Sermaye birikimi katkısı:
Gelişmenin
erken dönemlerinde tarımdan elde edilen artı değer diğer sektörlerin gelişmesi
için kaynak olabilir.
Piyasa katkısı: Tarım
sektörü sanayi sektöründe üretilen alet, makine, gübre vs ihtiyaç duyar ve
kullanır. Ayrıca tarım sektöründe istihdam edilen bireyler her türlü
ihtiyaçları için talep oluştururlar.
Kaynak yoğunluğu:
Tarım, doğal kaynaklara dayalı bir sektördür.

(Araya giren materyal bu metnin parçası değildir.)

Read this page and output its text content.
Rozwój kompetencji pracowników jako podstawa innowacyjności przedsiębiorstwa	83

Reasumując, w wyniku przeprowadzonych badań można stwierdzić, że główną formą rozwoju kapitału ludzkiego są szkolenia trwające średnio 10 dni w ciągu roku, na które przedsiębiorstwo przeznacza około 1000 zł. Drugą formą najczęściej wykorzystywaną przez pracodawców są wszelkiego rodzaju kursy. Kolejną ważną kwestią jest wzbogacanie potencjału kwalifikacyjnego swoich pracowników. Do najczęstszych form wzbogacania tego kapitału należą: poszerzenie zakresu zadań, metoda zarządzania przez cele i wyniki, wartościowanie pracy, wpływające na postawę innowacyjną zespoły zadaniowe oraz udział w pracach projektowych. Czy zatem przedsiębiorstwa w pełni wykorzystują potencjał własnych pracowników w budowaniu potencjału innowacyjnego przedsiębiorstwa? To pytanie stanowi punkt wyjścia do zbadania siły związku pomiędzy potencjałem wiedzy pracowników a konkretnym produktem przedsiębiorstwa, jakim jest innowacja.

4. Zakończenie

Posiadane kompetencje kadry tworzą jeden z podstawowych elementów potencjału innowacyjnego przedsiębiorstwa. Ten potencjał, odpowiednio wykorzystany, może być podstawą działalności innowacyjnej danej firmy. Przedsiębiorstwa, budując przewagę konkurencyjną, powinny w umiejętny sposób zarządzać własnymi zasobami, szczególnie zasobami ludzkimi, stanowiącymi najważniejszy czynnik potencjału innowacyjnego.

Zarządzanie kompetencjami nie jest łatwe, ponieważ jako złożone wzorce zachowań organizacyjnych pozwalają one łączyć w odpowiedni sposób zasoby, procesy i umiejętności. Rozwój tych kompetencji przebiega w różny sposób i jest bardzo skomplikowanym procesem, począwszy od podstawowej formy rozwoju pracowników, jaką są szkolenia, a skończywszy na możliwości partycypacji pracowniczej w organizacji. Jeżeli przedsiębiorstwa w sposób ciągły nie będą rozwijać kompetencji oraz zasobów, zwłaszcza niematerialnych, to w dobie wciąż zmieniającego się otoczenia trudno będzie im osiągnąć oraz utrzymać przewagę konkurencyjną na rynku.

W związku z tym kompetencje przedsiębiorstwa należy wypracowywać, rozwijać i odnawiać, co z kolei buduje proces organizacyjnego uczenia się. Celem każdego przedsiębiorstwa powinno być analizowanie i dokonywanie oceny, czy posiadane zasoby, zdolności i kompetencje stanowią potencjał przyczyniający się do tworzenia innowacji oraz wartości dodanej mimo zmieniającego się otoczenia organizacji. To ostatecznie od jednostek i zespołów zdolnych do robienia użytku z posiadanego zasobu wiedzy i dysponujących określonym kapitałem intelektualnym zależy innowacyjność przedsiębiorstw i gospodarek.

Tarım faaliyetleri için
kullanılacak arazi, su ve işgücü gibi kaynaklar genellikle kolayca temin
edilebilir. Ülkenin bu potansiyeli tarımsal faaliyetle değerlendirilmiş olur.
İstihdam
sağlama: Tarım sektörü, genellikle işgücü yoğun bir
sektördür. Özellikle gelişmekte olan ülkelerde, kırsal bölgelerde yaşayan
nüfusun büyük bir bölümü tarım sektöründe çalışmaktadır. Tarım sektörünün büyütülmesi, geniş çapta
istihdam yaratma potansiyeline sahiptir. Tarım faaliyetleri, çiftçilik,
hayvancılık, tarıma dayalı sanayi ve hizmet sektörlerinde iş imkanları
sunabilir.
Dış ticaret (Döviz katkısı): Tarıma dayalı kalkınma modeli, tarımsal
ürünlerin ihracatını teşvik ederek dış ticaret dengesini iyileştirmeyi amaçlar.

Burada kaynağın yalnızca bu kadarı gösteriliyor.